Sobre o autoritarismo brasileiro | Lilia Moritz Schwarcz

Nós, os brasileiros, somos como Robinsons: estamos sempre à espera do navio que nos venha buscar da ilha a que um naufrágio nos atirou (Lima Barreto, “Transatlantismo”, Careta).

Em tempos de retrocesso, em que a esperança parece ter fugido do coração dos homens, é preciso voltar ao passado. Em momentos históricos conflitantes, nos quais a histeria e intolerância tornam-se a tônica do cotidiano, é preciso entender onde erramos, reencontrarmo-nos com o mais profundo de nós. Em momentos de frivolidades, mesquinharias, total apatia ao saber e à cultura, é preciso um pouco mais de poesia, de literatura, arte, diálogo. Como diria o poeta: “Precisamos adorar o Brasil! Se bem que seja difícil compreender o que querem esses homens, porque motivo eles se ajuntaram e qual a razão de seus sofrimentos” (ANDRADE, s.d., s.p).

É preciso tentar entender, em suma, os caminhos percorridos por nós, brasileiros, na construção deste país que ainda se faz muito desigual e injusto, é preciso que nós, historiadores, inventores do passado (ALBUQUERQUE JUNIOR, 2007), na lida com o seu inventariado, coloquemos a nu o Brasil, naquilo que ainda o faz um país do atraso e autoritário. Penso eu que foi essa responsabilidade, diante do caos, que provocou na antropóloga e historiadora brasileira, Lilia Moritz Schwracz, a necessidade de escrever uma obra como a que foi recém-lançada pela Companhia das Letras em 2019, intitulada Sobre o autoritarismo brasileiro.

No atual momento da história brasileira, discutir temas como escravidão, racismo, mandonismo, corrupção, desigualdade social, violência, etc, constitui-se como uma tarefa fundamental, como que um lembrete aos incautos sobre os verdadeiros dilemas do país. Como diria o velho historiador: “o papel do historiador é lembrar aquilo que a sociedade insiste em esquecer”.

O livro é curto, cerca de 255 páginas que se entregam à uma viagem ao Brasil profundo, revelando aspectos não tão somente de seu passado, mas demonstrando claramente como este passado ainda ecoa no presente, produz mártires, heróis e muitos esquecimentos ao longo de sua história.

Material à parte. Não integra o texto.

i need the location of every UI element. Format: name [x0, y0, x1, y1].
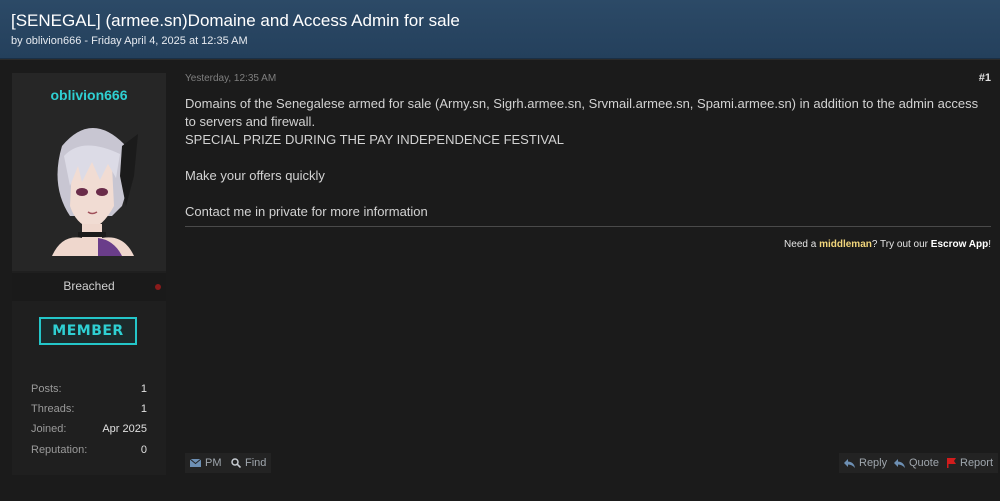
post-line: Make your offers quickly	[185, 168, 325, 183]
reply-label: Reply	[859, 457, 888, 469]
envelope-icon	[190, 459, 201, 467]
quote-button[interactable]: Quote	[889, 453, 944, 473]
post-number-link[interactable]: #1	[979, 72, 991, 84]
stat-posts: Posts: 1	[31, 383, 147, 399]
post-line: SPECIAL PRIZE DURING THE PAY INDEPENDENC…	[185, 132, 565, 147]
quote-icon	[894, 458, 905, 468]
reply-icon	[844, 458, 855, 468]
member-badge: MEMBER	[39, 317, 137, 345]
stat-label: Joined:	[31, 423, 67, 435]
signature-text: ? Try out our	[871, 239, 931, 250]
thread-author-link[interactable]: oblivion666	[26, 35, 82, 47]
signature: Need a middleman? Try out our Escrow App…	[784, 239, 991, 250]
thread-meta: by oblivion666 - Friday April 4, 2025 at…	[11, 35, 248, 47]
report-label: Report	[960, 457, 994, 469]
report-button[interactable]: Report	[942, 453, 999, 473]
signature-text: Need a	[784, 239, 820, 250]
rank-label: Breached	[63, 279, 115, 293]
stat-value: Apr 2025	[102, 423, 147, 435]
post-content: Domains of the Senegalese armed for sale…	[185, 95, 985, 221]
avatar[interactable]	[42, 116, 140, 256]
stat-threads: Threads: 1	[31, 403, 147, 419]
signature-divider	[185, 226, 991, 227]
post-line: Contact me in private for more informati…	[185, 204, 428, 219]
stat-value: 1	[140, 383, 147, 395]
middleman-link[interactable]: middleman	[819, 239, 872, 250]
thread-header: [SENEGAL] (armee.sn)Domaine and Access A…	[0, 0, 1000, 59]
stat-reputation: Reputation: 0	[31, 444, 147, 460]
quote-label: Quote	[909, 457, 939, 469]
pm-label: PM	[205, 457, 222, 469]
flag-icon	[947, 458, 956, 468]
search-icon	[231, 458, 241, 468]
signature-text: !	[988, 239, 991, 250]
thread-meta-date: - Friday April 4, 2025 at 12:35 AM	[81, 35, 248, 47]
stat-label: Reputation:	[31, 444, 88, 456]
find-label: Find	[245, 457, 267, 469]
thread-title: [SENEGAL] (armee.sn)Domaine and Access A…	[11, 11, 460, 30]
stat-value: 0	[140, 444, 147, 456]
stat-label: Posts:	[31, 383, 62, 395]
username-link[interactable]: oblivion666	[12, 87, 166, 103]
stat-label: Threads:	[31, 403, 75, 415]
post-line: Domains of the Senegalese armed for sale…	[185, 96, 979, 129]
reply-button[interactable]: Reply	[839, 453, 893, 473]
escrow-app-link[interactable]: Escrow App	[931, 239, 988, 250]
stat-joined: Joined: Apr 2025	[31, 423, 147, 439]
thread-meta-by: by	[11, 35, 26, 47]
offline-status-indicator	[155, 284, 161, 290]
pm-button[interactable]: PM	[185, 453, 227, 473]
find-button[interactable]: Find	[226, 453, 272, 473]
post-date: Yesterday, 12:35 AM	[185, 73, 277, 84]
stat-value: 1	[140, 403, 147, 415]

É válido ressaltar que alguns temas que aparecem no livro já foram discutidos pela antropóloga em alguns de seus outros livros e artigos, como o capítulo Escravidão e Racismo, que aparece na coletânea História da Vida Privada no Brasil (volume 4, 1998), ou como também de seu outro recente livro, escrito em parceria com Heloísa Starling, intitulado Brasil uma biografia.

O livro é dividido em duas partes: uma primeira contém oito capítulos com os temas: Escravidão e racismo; Mandonismo; Patrimonialismo; Corrupção; Desigualdade social; Violência; Raça e Gênero e; Intolerância. Na segunda parte um breve panorama sobre o nosso presente, intitulado Quando o fim é também o começo: Nossos fantasmas do presente.

Em uma proposta honesta, já na introdução podemos sentir a que vêm as páginas seguintes. A autora se posiciona diante dos fatos, toma partido, sua obra não se torna panfletária deste ou daquele lado, num país divido, mas propõe-se a ser mais que uma obra enunciativa, ela denuncia os mandos e desmandos pelos quais passamos ao longo de nossa história. E por falar em História, um aviso aos leitores: “história não é bula de remédio”. Isso para falar das várias vertentes que explicaram e explicam ainda hoje o Brasil, seja em suas teses validáveis, ou naquelas ainda hoje criticadas pela Academia, mas que fazem parte do imaginário popular acerca do país, algumas delas como a de democracia racial, difundida por Gilberto Freyre.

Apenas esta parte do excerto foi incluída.